Over the last two decades since the Global Compact, the United Nations has increasingly embraced the corporate sector, most recently to raise finance needed to achieve the Sustainable Development Goals (SDGs), i.e., for Agenda 2030. But growing big business influence has also compromised analyses, recommendations, policies and programme implementation, undermining the SDGs.
 
Changing financing arrangements
Inadequate funding of the UN and its mandates by member States has required this search for additional finance, initially with philanthropy and ‘corporate social responsibility’ efforts by private business, but increasingly, by viewing profit-seeking investments as somehow contributing to achieve the SDGs.
 
While the global economy grew 47 fold from $1.35 trillion in 1960 to $63 trillion in 2010, the UN organization’s regular core budget fell to 0.0037 per cent of global income. Meanwhile, ‘core’ un-earmarked resources fell from nearly half of all UN financial resources in 1997 to less than a quarter today.

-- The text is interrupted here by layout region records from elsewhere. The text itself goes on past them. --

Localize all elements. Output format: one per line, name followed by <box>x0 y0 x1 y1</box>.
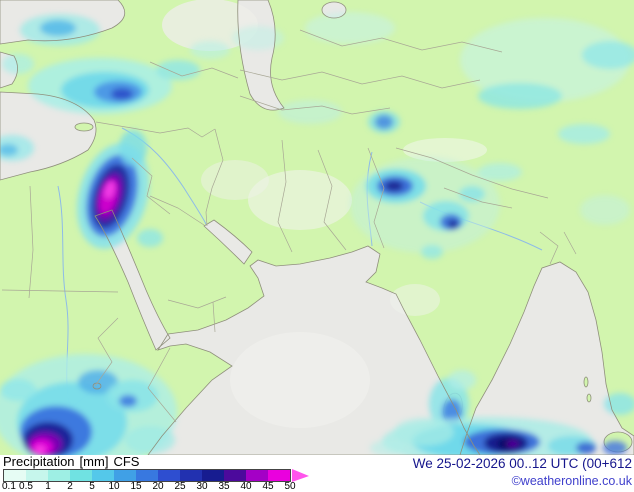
legend-tick-label: 30 <box>196 481 208 492</box>
legend-cell <box>180 470 202 481</box>
legend-cell <box>268 470 290 481</box>
legend-cell <box>4 470 26 481</box>
legend-tick-label: 0.1 <box>2 481 16 492</box>
legend-arrow <box>292 469 309 482</box>
legend-tick-label: 10 <box>108 481 120 492</box>
legend-cell <box>26 470 48 481</box>
legend-cell <box>202 470 224 481</box>
legend-cell <box>158 470 180 481</box>
precipitation-map <box>0 0 634 455</box>
legend-cell <box>70 470 92 481</box>
legend-tick-label: 2 <box>67 481 73 492</box>
legend-cell <box>246 470 268 481</box>
legend-title-unit: [mm] <box>79 454 109 469</box>
legend-title: Precipitation [mm] CFS <box>3 455 144 468</box>
legend-cell <box>136 470 158 481</box>
legend-tick-label: 40 <box>240 481 252 492</box>
legend-cell <box>224 470 246 481</box>
legend-ticks: 0.1 0.5 1 2 5 10 15 20 25 30 35 40 45 50 <box>2 481 344 492</box>
legend-scale-bar <box>3 469 291 482</box>
legend-cell <box>114 470 136 481</box>
legend-tick-label: 50 <box>284 481 296 492</box>
legend-title-model: CFS <box>113 454 140 469</box>
legend-title-label: Precipitation <box>3 454 75 469</box>
copyright-link[interactable]: ©weatheronline.co.uk <box>511 474 632 488</box>
legend-tick-label: 25 <box>174 481 186 492</box>
legend-tick-label: 15 <box>130 481 142 492</box>
legend-tick-label: 5 <box>89 481 95 492</box>
legend-tick-label: 20 <box>152 481 164 492</box>
trace-precip-layer <box>162 0 487 428</box>
forecast-datetime: We 25-02-2026 00..12 UTC (00+612 <box>412 456 632 471</box>
legend-tick-label: 0.5 <box>19 481 33 492</box>
map-area <box>0 0 634 455</box>
legend-tick-label: 45 <box>262 481 274 492</box>
legend-cell <box>92 470 114 481</box>
border-layer <box>1 29 577 423</box>
legend-tick-label: 1 <box>45 481 51 492</box>
legend-footer-bar: Precipitation [mm] CFS 0.1 0.5 1 2 5 10 15 20 25 30… <box>0 455 634 492</box>
legend-cell <box>48 470 70 481</box>
legend-tick-label: 35 <box>218 481 230 492</box>
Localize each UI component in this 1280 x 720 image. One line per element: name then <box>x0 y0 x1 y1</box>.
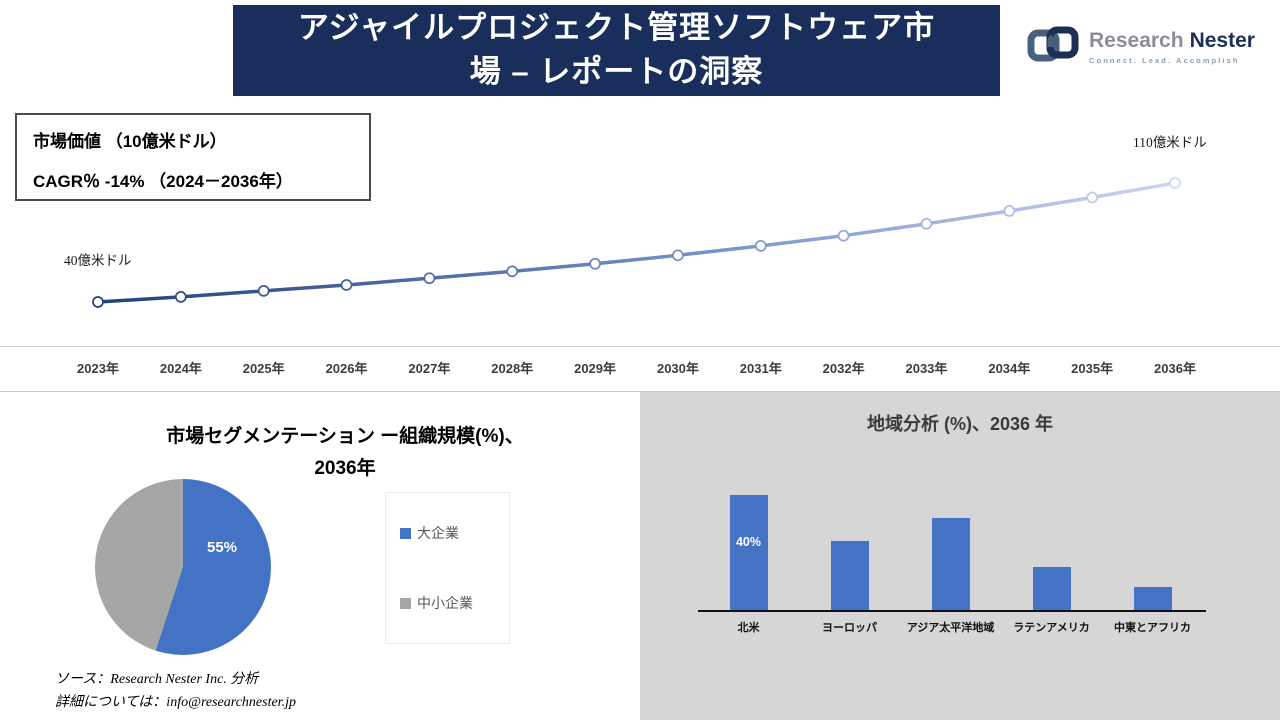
legend-swatch-gray <box>400 597 411 609</box>
bar-category-label: ラテンアメリカ <box>1013 622 1090 634</box>
legend-item-large-enterprise: 大企業 <box>400 523 495 543</box>
bar-category-label: アジア太平洋地域 <box>906 622 995 634</box>
bar <box>1133 587 1172 610</box>
report-title-line-1: アジャイルプロジェクト管理ソフトウェア市 <box>297 10 936 45</box>
line-end-value-label: 110億米ドル <box>1133 135 1207 150</box>
x-axis-year-label: 2028年 <box>491 361 534 376</box>
pie-slice-value-label: 55% <box>207 539 238 556</box>
regional-analysis-panel: 地域分析 (%)、2036 年 40% 北米 ヨーロッパ <box>640 392 1280 720</box>
bar-north-america: 40% <box>698 458 799 610</box>
x-axis-years: 2023年 2024年 2025年 2026年 2027年 2028年 2029… <box>0 358 1280 384</box>
logo-name-research: Research <box>1089 28 1184 52</box>
cagr-note: CAGR％ -14% （2024－2036年） <box>33 172 293 191</box>
bar-middle-east-africa <box>1102 458 1203 610</box>
regional-bar-chart: 40% <box>698 458 1203 610</box>
logo-name-nester: Nester <box>1189 28 1255 52</box>
line-start-value-label: 40億米ドル <box>64 253 132 268</box>
bar-category-labels: 北米 ヨーロッパ アジア太平洋地域 ラテンアメリカ 中東とアフリカ <box>698 619 1203 635</box>
axis-divider-top <box>0 346 1280 347</box>
legend-item-sme: 中小企業 <box>400 593 495 613</box>
logo-name: Research Nester <box>1089 29 1255 53</box>
x-axis-year-label: 2031年 <box>739 361 782 376</box>
bar-value-label: 40% <box>735 535 762 549</box>
bar <box>931 518 970 610</box>
legend-label: 中小企業 <box>417 595 473 611</box>
market-value-title: 市場価値 （10億米ドル） <box>33 132 227 151</box>
market-value-line-chart <box>92 177 1181 308</box>
pie-legend: 大企業 中小企業 <box>385 492 510 644</box>
logo-tagline: Connect. Lead. Accomplish <box>1089 55 1240 65</box>
bar-latin-america <box>1001 458 1102 610</box>
research-nester-logo: Research Nester Connect. Lead. Accomplish <box>1026 22 1255 71</box>
legend-label: 大企業 <box>417 525 459 541</box>
legend-swatch-blue <box>400 527 411 539</box>
bar-x-axis-line <box>698 610 1206 612</box>
contact-note: 詳細については：info@researchnester.jp <box>55 695 296 710</box>
x-axis-year-label: 2023年 <box>77 361 119 376</box>
report-title-line-2: 場 – レポートの洞察 <box>469 54 764 89</box>
logo-text: Research Nester Connect. Lead. Accomplish <box>1089 29 1255 65</box>
x-axis-year-label: 2030年 <box>656 361 699 376</box>
bar-category-label: ヨーロッパ <box>822 622 877 634</box>
market-value-box: 市場価値 （10億米ドル） CAGR％ -14% （2024－2036年） <box>15 113 371 201</box>
x-axis-year-label: 2027年 <box>408 361 451 376</box>
section-divider <box>0 391 1280 392</box>
x-axis-year-label: 2025年 <box>242 361 285 376</box>
source-note: ソース：Research Nester Inc. 分析 <box>55 672 259 687</box>
bar <box>1032 567 1071 610</box>
x-axis-year-label: 2035年 <box>1071 361 1114 376</box>
bar <box>830 541 869 610</box>
bar-asia-pacific <box>900 458 1001 610</box>
segmentation-title-line-2: 2036年 <box>314 458 376 479</box>
bar: 40% <box>729 495 768 610</box>
report-title-banner: アジャイルプロジェクト管理ソフトウェア市 場 – レポートの洞察 <box>233 5 1000 96</box>
bar-category-label: 中東とアフリカ <box>1114 622 1191 634</box>
x-axis-year-label: 2029年 <box>574 361 617 376</box>
x-axis-year-label: 2033年 <box>905 361 948 376</box>
organization-size-pie-chart: 55% <box>95 479 271 655</box>
bar-category-label: 北米 <box>737 622 760 634</box>
x-axis-year-label: 2036年 <box>1154 361 1196 376</box>
segmentation-title-line-1: 市場セグメンテーション ー組織規模(%)、 <box>166 426 524 447</box>
x-axis-year-label: 2034年 <box>988 361 1031 376</box>
x-axis-year-label: 2026年 <box>325 361 368 376</box>
segmentation-title: 市場セグメンテーション ー組織規模(%)、 2036年 <box>70 421 620 485</box>
chain-link-logo-icon <box>1026 22 1080 71</box>
bar-europe <box>799 458 900 610</box>
regional-analysis-title: 地域分析 (%)、2036 年 <box>866 414 1054 434</box>
x-axis-year-label: 2024年 <box>159 361 202 376</box>
x-axis-year-label: 2032年 <box>822 361 865 376</box>
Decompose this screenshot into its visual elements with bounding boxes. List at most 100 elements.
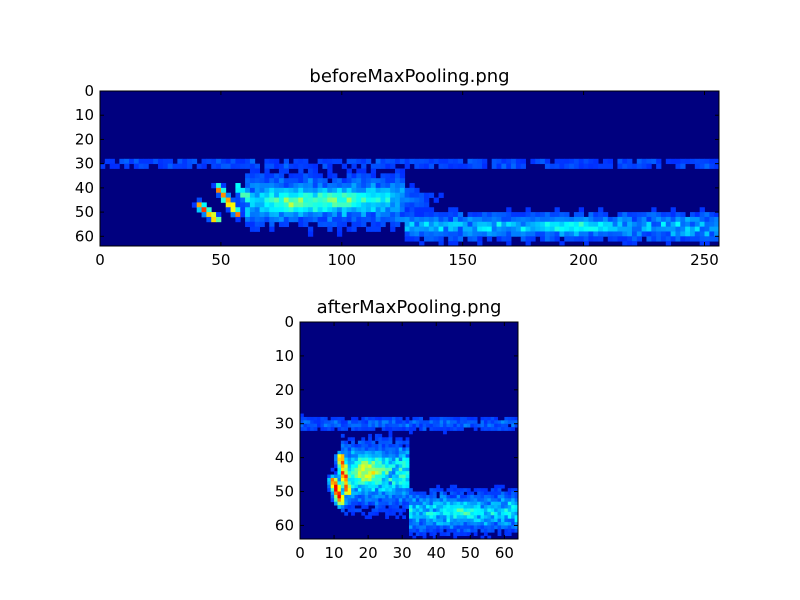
heatmap-cell bbox=[414, 226, 420, 232]
heatmap-cell bbox=[456, 423, 461, 428]
heatmap-cell bbox=[483, 511, 488, 516]
heatmap-cell bbox=[322, 207, 328, 213]
heatmap-cell bbox=[501, 231, 507, 237]
heatmap-cell bbox=[514, 498, 519, 503]
heatmap-cell bbox=[443, 163, 449, 169]
heatmap-cell bbox=[388, 474, 393, 479]
heatmap-cell bbox=[446, 522, 451, 526]
heatmap-cell bbox=[381, 420, 386, 425]
heatmap-cell bbox=[158, 163, 164, 169]
heatmap-cell bbox=[487, 494, 492, 499]
heatmap-cell bbox=[235, 192, 241, 198]
heatmap-cell bbox=[313, 420, 318, 425]
heatmap-cell bbox=[327, 427, 332, 431]
heatmap-cell bbox=[504, 515, 509, 520]
heatmap-cell bbox=[356, 178, 362, 184]
heatmap-cell bbox=[351, 178, 357, 184]
heatmap-cell bbox=[303, 183, 309, 189]
heatmap-cell bbox=[473, 488, 478, 492]
heatmap-cell bbox=[109, 158, 115, 165]
heatmap-cell bbox=[344, 464, 349, 469]
heatmap-cell bbox=[491, 231, 497, 237]
heatmap-cell bbox=[680, 231, 686, 237]
heatmap-cell bbox=[714, 212, 720, 218]
heatmap-cell bbox=[278, 197, 285, 203]
heatmap-cell bbox=[322, 163, 328, 169]
heatmap-cell bbox=[436, 505, 441, 509]
heatmap-cell bbox=[404, 197, 410, 203]
heatmap-cell bbox=[432, 528, 437, 533]
heatmap-cell bbox=[307, 183, 314, 189]
heatmap-cell bbox=[323, 427, 328, 431]
heatmap-cell bbox=[365, 192, 372, 198]
heatmap-cell bbox=[449, 525, 454, 530]
heatmap-cell bbox=[391, 450, 396, 455]
heatmap-cell bbox=[436, 508, 441, 513]
heatmap-cell bbox=[344, 427, 349, 431]
heatmap-cell bbox=[375, 226, 381, 232]
heatmap-cell bbox=[390, 212, 396, 218]
heatmap-cell bbox=[689, 158, 696, 165]
heatmap-cell bbox=[665, 231, 672, 237]
heatmap-cell bbox=[365, 197, 372, 203]
heatmap-cell bbox=[351, 187, 357, 194]
heatmap-cell bbox=[453, 212, 459, 218]
heatmap-cell bbox=[470, 518, 475, 523]
heatmap-cell bbox=[412, 427, 417, 431]
heatmap-cell bbox=[559, 226, 565, 232]
heatmap-cell bbox=[670, 212, 676, 218]
heatmap-cell bbox=[507, 501, 512, 506]
heatmap-cell bbox=[371, 427, 376, 431]
heatmap-cell bbox=[460, 423, 464, 428]
heatmap-cell bbox=[409, 515, 413, 520]
heatmap-cell bbox=[288, 212, 294, 218]
heatmap-cell bbox=[446, 420, 451, 425]
heatmap-cell bbox=[704, 231, 710, 237]
heatmap-cell bbox=[554, 236, 560, 242]
heatmap-cell bbox=[388, 420, 393, 425]
heatmap-cell bbox=[371, 477, 376, 482]
heatmap-cell bbox=[514, 528, 519, 533]
heatmap-cell bbox=[347, 423, 352, 428]
heatmap-cell bbox=[395, 416, 400, 421]
heatmap-cell bbox=[346, 187, 352, 194]
heatmap-cell bbox=[486, 216, 493, 223]
heatmap-cell bbox=[448, 241, 454, 247]
heatmap-cell bbox=[381, 474, 386, 479]
heatmap-cell bbox=[196, 197, 202, 203]
heatmap-cell bbox=[424, 192, 430, 198]
heatmap-cell bbox=[486, 236, 493, 242]
heatmap-cell bbox=[426, 420, 430, 425]
heatmap-cell bbox=[456, 525, 461, 530]
heatmap-cell bbox=[225, 163, 231, 169]
heatmap-cell bbox=[269, 216, 275, 223]
heatmap-cell bbox=[559, 216, 565, 223]
heatmap-cell bbox=[354, 471, 359, 475]
heatmap-cell bbox=[409, 423, 413, 428]
heatmap-cell bbox=[680, 158, 686, 165]
heatmap-cell bbox=[453, 420, 458, 425]
heatmap-cell bbox=[483, 528, 488, 533]
heatmap-cell bbox=[443, 430, 447, 435]
heatmap-cell bbox=[388, 491, 393, 496]
heatmap-cell bbox=[278, 168, 285, 174]
heatmap-cell bbox=[412, 494, 417, 499]
heatmap-cell bbox=[428, 158, 435, 165]
heatmap-cell bbox=[472, 221, 478, 228]
heatmap-cell bbox=[453, 491, 458, 496]
heatmap-cell bbox=[138, 163, 144, 169]
heatmap-cell bbox=[361, 221, 367, 228]
heatmap-cell bbox=[675, 236, 681, 242]
heatmap-cell bbox=[381, 416, 386, 421]
heatmap-cell bbox=[340, 457, 345, 462]
heatmap-cell bbox=[167, 158, 173, 165]
heatmap-cell bbox=[453, 231, 459, 237]
heatmap-cell bbox=[278, 221, 285, 228]
heatmap-cell bbox=[511, 423, 515, 428]
heatmap-cell bbox=[477, 508, 481, 513]
heatmap-cell bbox=[409, 216, 415, 223]
heatmap-cell bbox=[327, 197, 333, 203]
heatmap-cell bbox=[371, 474, 376, 479]
heatmap-cell bbox=[402, 515, 406, 520]
heatmap-cell bbox=[390, 192, 396, 198]
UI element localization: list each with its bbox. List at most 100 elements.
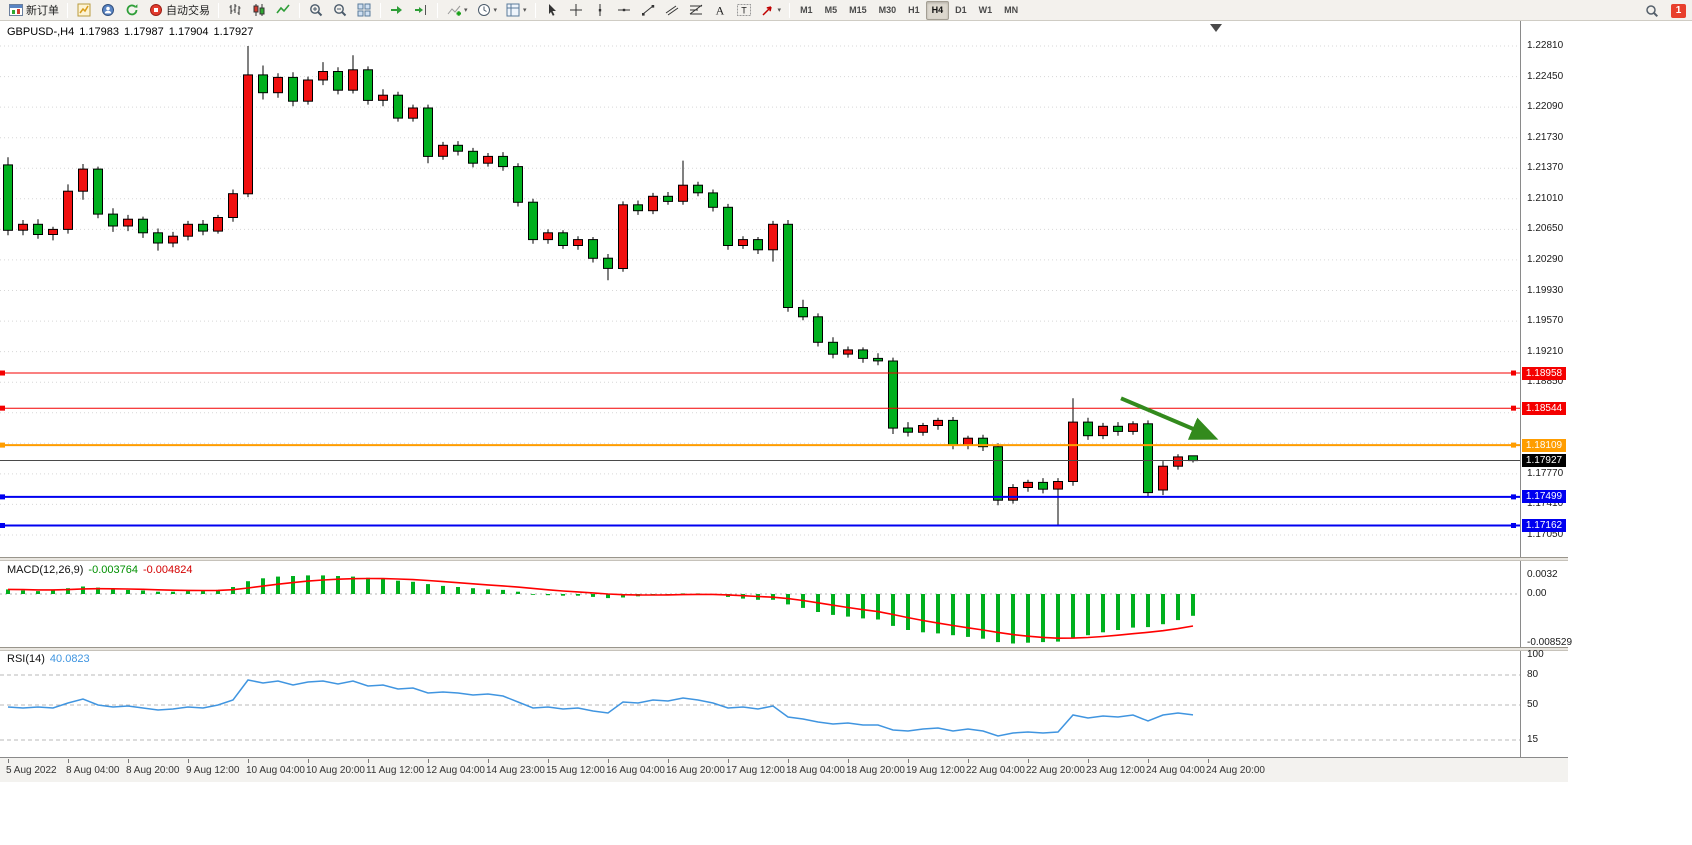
tf-m1-button[interactable]: M1 xyxy=(794,1,819,20)
trend-icon xyxy=(640,2,656,18)
price-axis-label: 1.19570 xyxy=(1527,315,1564,326)
candles-icon xyxy=(251,2,267,18)
arrow-icon xyxy=(760,2,776,18)
auto-scroll-button[interactable] xyxy=(385,1,409,20)
equidistant-channel-button[interactable] xyxy=(660,1,684,20)
notification-badge[interactable]: 1 xyxy=(1671,3,1686,18)
pane-separator-macd[interactable] xyxy=(0,557,1568,561)
zoom-group xyxy=(304,1,376,20)
time-axis-label: 8 Aug 20:00 xyxy=(126,765,180,776)
templates-button[interactable]: ▾ xyxy=(501,1,531,20)
tf-d1-button[interactable]: D1 xyxy=(949,1,973,20)
chart-shift-marker[interactable] xyxy=(1210,24,1222,32)
open-value: 1.17983 xyxy=(79,26,120,38)
candlestick-mode-button[interactable] xyxy=(247,1,271,20)
new-order-button[interactable]: 新订单 xyxy=(4,1,63,20)
zoom-in-button[interactable] xyxy=(304,1,328,20)
windows-group: 自动交易 xyxy=(72,1,214,20)
horizontal-line-object-1.17499[interactable] xyxy=(0,494,1520,500)
time-axis-tick xyxy=(308,759,309,763)
new-order-icon xyxy=(8,2,24,18)
time-axis-label: 19 Aug 12:00 xyxy=(906,765,965,776)
price-axis-label: 1.20290 xyxy=(1527,254,1564,265)
periods-button[interactable]: ▾ xyxy=(472,1,502,20)
fibonacci-button[interactable] xyxy=(684,1,708,20)
indicators-icon xyxy=(446,2,462,18)
tf-m15-button[interactable]: M15 xyxy=(843,1,873,20)
price-tag-1.18544: 1.18544 xyxy=(1522,402,1566,415)
dropdown-caret: ▾ xyxy=(777,6,782,14)
text-icon: A xyxy=(712,2,728,18)
time-axis-label: 22 Aug 20:00 xyxy=(1026,765,1085,776)
price-tag-1.17162: 1.17162 xyxy=(1522,519,1566,532)
label-icon: T xyxy=(736,2,752,18)
crosshair-button[interactable] xyxy=(564,1,588,20)
toolbar-separator xyxy=(380,2,381,18)
toolbar-groups: 新订单 自动交易 ▾ ▾ ▾ A T ▾ M1 M5 M15 M30 H1 H4 D1 W1 MN xyxy=(4,0,1024,21)
time-axis-tick xyxy=(428,759,429,763)
template-icon xyxy=(505,2,521,18)
pane-separator-rsi[interactable] xyxy=(0,647,1568,651)
arrows-button[interactable]: ▾ xyxy=(756,1,786,20)
rsi-pane[interactable] xyxy=(0,651,1568,757)
bar-chart-mode-button[interactable] xyxy=(223,1,247,20)
time-axis-tick xyxy=(188,759,189,763)
autotrading-button[interactable]: 自动交易 xyxy=(144,1,214,20)
autoscroll-icon xyxy=(389,2,405,18)
time-axis-tick xyxy=(1148,759,1149,763)
zoom-out-button[interactable] xyxy=(328,1,352,20)
macd-pane[interactable] xyxy=(0,561,1568,647)
time-axis-tick xyxy=(8,759,9,763)
indicators-button[interactable]: ▾ xyxy=(442,1,472,20)
tile-windows-button[interactable] xyxy=(352,1,376,20)
time-axis-tick xyxy=(488,759,489,763)
rsi-value: 40.0823 xyxy=(49,653,90,665)
tf-mn-button[interactable]: MN xyxy=(998,1,1024,20)
trend-arrow-object[interactable] xyxy=(1120,396,1219,440)
time-axis[interactable]: 5 Aug 2022 8 Aug 04:00 8 Aug 20:00 9 Aug 12… xyxy=(0,757,1568,782)
chart-shift-button[interactable] xyxy=(409,1,433,20)
fibo-icon xyxy=(688,2,704,18)
horizontal-line-object-1.18958[interactable] xyxy=(0,370,1520,376)
price-gridlines xyxy=(0,45,1520,536)
time-axis-tick xyxy=(968,759,969,763)
time-axis-tick xyxy=(728,759,729,763)
text-label-button[interactable]: T xyxy=(732,1,756,20)
macd-axis-label: 0.0032 xyxy=(1527,569,1558,580)
horizontal-line-object-1.18544[interactable] xyxy=(0,405,1520,411)
tf-m5-button[interactable]: M5 xyxy=(819,1,844,20)
macd-signal-value: -0.004824 xyxy=(142,564,193,576)
profiles-button[interactable] xyxy=(96,1,120,20)
time-axis-tick xyxy=(1088,759,1089,763)
line-chart-mode-button[interactable] xyxy=(271,1,295,20)
horizontal-line-object-1.17162[interactable] xyxy=(0,522,1520,528)
refresh-button[interactable] xyxy=(120,1,144,20)
vertical-line-button[interactable] xyxy=(588,1,612,20)
channel-icon xyxy=(664,2,680,18)
search-button[interactable] xyxy=(1640,1,1664,20)
price-chart-pane[interactable] xyxy=(0,21,1568,557)
time-axis-label: 5 Aug 2022 xyxy=(6,765,57,776)
cursor-button[interactable] xyxy=(540,1,564,20)
bars-icon xyxy=(227,2,243,18)
time-axis-label: 16 Aug 04:00 xyxy=(606,765,665,776)
trendline-button[interactable] xyxy=(636,1,660,20)
autotrading-label: 自动交易 xyxy=(166,5,210,17)
tf-h1-button[interactable]: H1 xyxy=(902,1,926,20)
text-button[interactable]: A xyxy=(708,1,732,20)
tf-h4-button[interactable]: H4 xyxy=(925,0,950,20)
price-axis[interactable]: 1.22810 1.22450 1.22090 1.21730 1.21370 1.210… xyxy=(1521,0,1692,845)
candlestick-series xyxy=(3,46,1198,526)
tf-w1-button[interactable]: W1 xyxy=(973,1,999,20)
tf-m30-button[interactable]: M30 xyxy=(873,1,903,20)
profiles-icon xyxy=(100,2,116,18)
horizontal-line-button[interactable] xyxy=(612,1,636,20)
price-axis-label: 1.20650 xyxy=(1527,223,1564,234)
macd-name: MACD(12,26,9) xyxy=(7,564,84,576)
horizontal-line-object-1.18109[interactable] xyxy=(0,442,1520,448)
new-chart-button[interactable] xyxy=(72,1,96,20)
scroll-group xyxy=(385,1,433,20)
new-chart-icon xyxy=(76,2,92,18)
vline-icon xyxy=(592,2,608,18)
insert-group: ▾ ▾ ▾ xyxy=(442,1,531,20)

A recent UN Secretary-General’s report estimated that over 90 per cent of all UN development system activities in 2015 were funded with non-core, earmarked project resources.
 
An earlier report found total non-core resources for UN-related activities increased 182 per cent in real terms between 1999 and 2014, mostly going through a growing number of UN ‘vertical’ trust funds, beyond Member States’ control, while core resources increased only 14 per cent.